Diktatörler- Başta sevgili dostumuz Beşar Esad ve Yemen’de Ali Abdullah Salih olmak üzere Arap diktatörleri tir tir titriyor. Belki çok iyi bildikleri baskı/sindirme yöntemiyle iktidarlarını biraz daha uzatabilirler; ancak sonsuza kadar değil.
Avrupa- Avrupa son krizde dünya dış politikasında ciddi bir faktör olmadığını kanıtlarcasına sessiz kaldı. “Tribünden seyretmek” yetmezmiş gibi, Angela Merkel, David Cameron gibi liderler statükocu ve “Aman Mübarek hemen gitmesin” tarzında açıklamalar yaptı. Tarihin akışını okuyamadılar.
Hillary Clinton-  18 günlük krizde ABD yönetimi içindeki tartışmalarda “Mübarek yönetiminde demokrasiye kontrollü geçiş” tezini savundu, ancak Tahrir Meydanı’ndaki heyecan ve Obama’nın tavrı nedeniyle kaybetti.

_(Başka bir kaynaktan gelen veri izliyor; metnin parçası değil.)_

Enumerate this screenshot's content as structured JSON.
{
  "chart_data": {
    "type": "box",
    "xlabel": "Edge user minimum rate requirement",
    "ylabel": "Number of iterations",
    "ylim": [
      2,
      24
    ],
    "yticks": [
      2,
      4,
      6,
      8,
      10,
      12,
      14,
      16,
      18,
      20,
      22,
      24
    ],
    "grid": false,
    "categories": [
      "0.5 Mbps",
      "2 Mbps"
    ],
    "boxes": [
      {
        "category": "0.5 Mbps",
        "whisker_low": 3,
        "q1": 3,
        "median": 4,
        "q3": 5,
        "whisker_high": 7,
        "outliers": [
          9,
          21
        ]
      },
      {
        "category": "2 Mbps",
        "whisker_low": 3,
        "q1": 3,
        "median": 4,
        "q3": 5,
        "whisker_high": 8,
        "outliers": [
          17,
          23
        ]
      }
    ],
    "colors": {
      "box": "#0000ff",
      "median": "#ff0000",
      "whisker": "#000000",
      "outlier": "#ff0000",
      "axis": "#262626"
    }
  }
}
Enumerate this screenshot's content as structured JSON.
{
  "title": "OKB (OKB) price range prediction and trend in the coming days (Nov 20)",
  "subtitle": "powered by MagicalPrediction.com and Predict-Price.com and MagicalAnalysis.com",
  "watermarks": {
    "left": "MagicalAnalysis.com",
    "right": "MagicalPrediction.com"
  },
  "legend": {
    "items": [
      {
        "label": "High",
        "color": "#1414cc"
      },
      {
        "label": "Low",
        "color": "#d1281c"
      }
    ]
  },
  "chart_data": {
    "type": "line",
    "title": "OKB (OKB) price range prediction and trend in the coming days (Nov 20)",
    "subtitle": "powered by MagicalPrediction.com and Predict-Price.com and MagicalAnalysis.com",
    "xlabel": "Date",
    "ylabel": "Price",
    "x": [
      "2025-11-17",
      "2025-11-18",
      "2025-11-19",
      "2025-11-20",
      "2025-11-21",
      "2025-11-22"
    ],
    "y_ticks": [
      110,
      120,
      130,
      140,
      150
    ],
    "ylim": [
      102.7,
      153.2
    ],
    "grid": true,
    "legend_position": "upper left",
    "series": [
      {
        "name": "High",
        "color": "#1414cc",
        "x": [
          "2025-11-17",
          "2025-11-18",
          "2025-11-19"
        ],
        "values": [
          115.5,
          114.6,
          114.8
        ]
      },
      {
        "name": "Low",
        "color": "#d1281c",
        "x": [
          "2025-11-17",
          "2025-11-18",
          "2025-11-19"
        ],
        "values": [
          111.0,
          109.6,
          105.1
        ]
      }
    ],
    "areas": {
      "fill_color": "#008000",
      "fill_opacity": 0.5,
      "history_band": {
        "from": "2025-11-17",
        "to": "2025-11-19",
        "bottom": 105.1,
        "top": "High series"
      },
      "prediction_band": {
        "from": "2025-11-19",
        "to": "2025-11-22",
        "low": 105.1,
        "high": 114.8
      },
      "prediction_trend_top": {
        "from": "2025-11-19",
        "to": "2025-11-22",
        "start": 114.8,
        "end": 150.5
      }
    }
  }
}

"ABD, Avrupa'dan daha iyi izliyor"


Kemal Kılıçdaroğlu, Milliyet’e gelmeden önce TRT’deki uzun röportajında “Eski CHP” ile kendisinin temsil ettiği “Yeni CHP” arasındaki fark sorulduğunda, hem Türkiye hem de Avrupa’da “Eski CHP’nin her şeye itiraz eden bir kurum olduğu algısı olduğundan” söz etti.
Gerçekten de CHP’deki değişim, partinin dış dünyayla ilişkileri açısından da bir dönüm noktası oldu. Deniz Baykal döneminde CHP’de ulusalcı, izolasyonist, Batı karşıtı bir söylem hâkimdi; Avrupa Birliği ve ABD ile dostluk ise Ak Parti’ye terk edilmişti.


CHP’de Batı’yla diyalog


Kılıçdaroğlu ise, Avrupa ve dış dünyayla daha entegre bir muhalefet çizgisinde. Brüksel gezisinde AB’yle sıcak temaslar yaşandı; geçen hafta Münih’te Batı ittifakının önemli zirvelerinden birine katıldı. Demeçlerinde Batı karşıtlığını körüklemektense, Batı’ya “Bakın Türkiye’de AKP dışı aktörler de var” mesajı vermeyi hedefliyor.


Füle: Söz vermişlerdi


CHP lideri dün Milliyet binasını ziyaretinde, bir süre önce Brüksel’de AB’nin Genişlemeden Sorumlu Komiseri Stefan Füle ile arasında geçen ilginç bir diyaloğu anlattı. “Yargıdaki son değişiklik sonrasında Füle’yle bir tartışmam oldu. Dedim ki ‘Siz AKP’nin anayasa değişikliğinin arkasındayım diyorsunuz. Ama amaçları yargı kurumlarını ele geçirmek.’ Füle ‘Ama bana söz verdiler. Yasalar, muhalefet ve yargıyla uzlaşı içinde çıkacak’ dedi. Bunun üzerinde son görüşmemde anlattım; aksine muhalefete komisyonda 5’er dakika konuşma izni verildiğini, önerge sayısının birle sınırlandığını. Şaşırdı.”
Kılıçdaroğlu, sadece bu değil birkaç olaydan yola çıkarak Avrupa Birliği’nin Türkiye’yi yeterince iyi izlemediği sonucunu çıkarmış. “Buna karşın Amerikalılar daha iyi izliyor olanı biteni. Düzenli olarak bu ihlalleri rapor ediyorlar” dedi.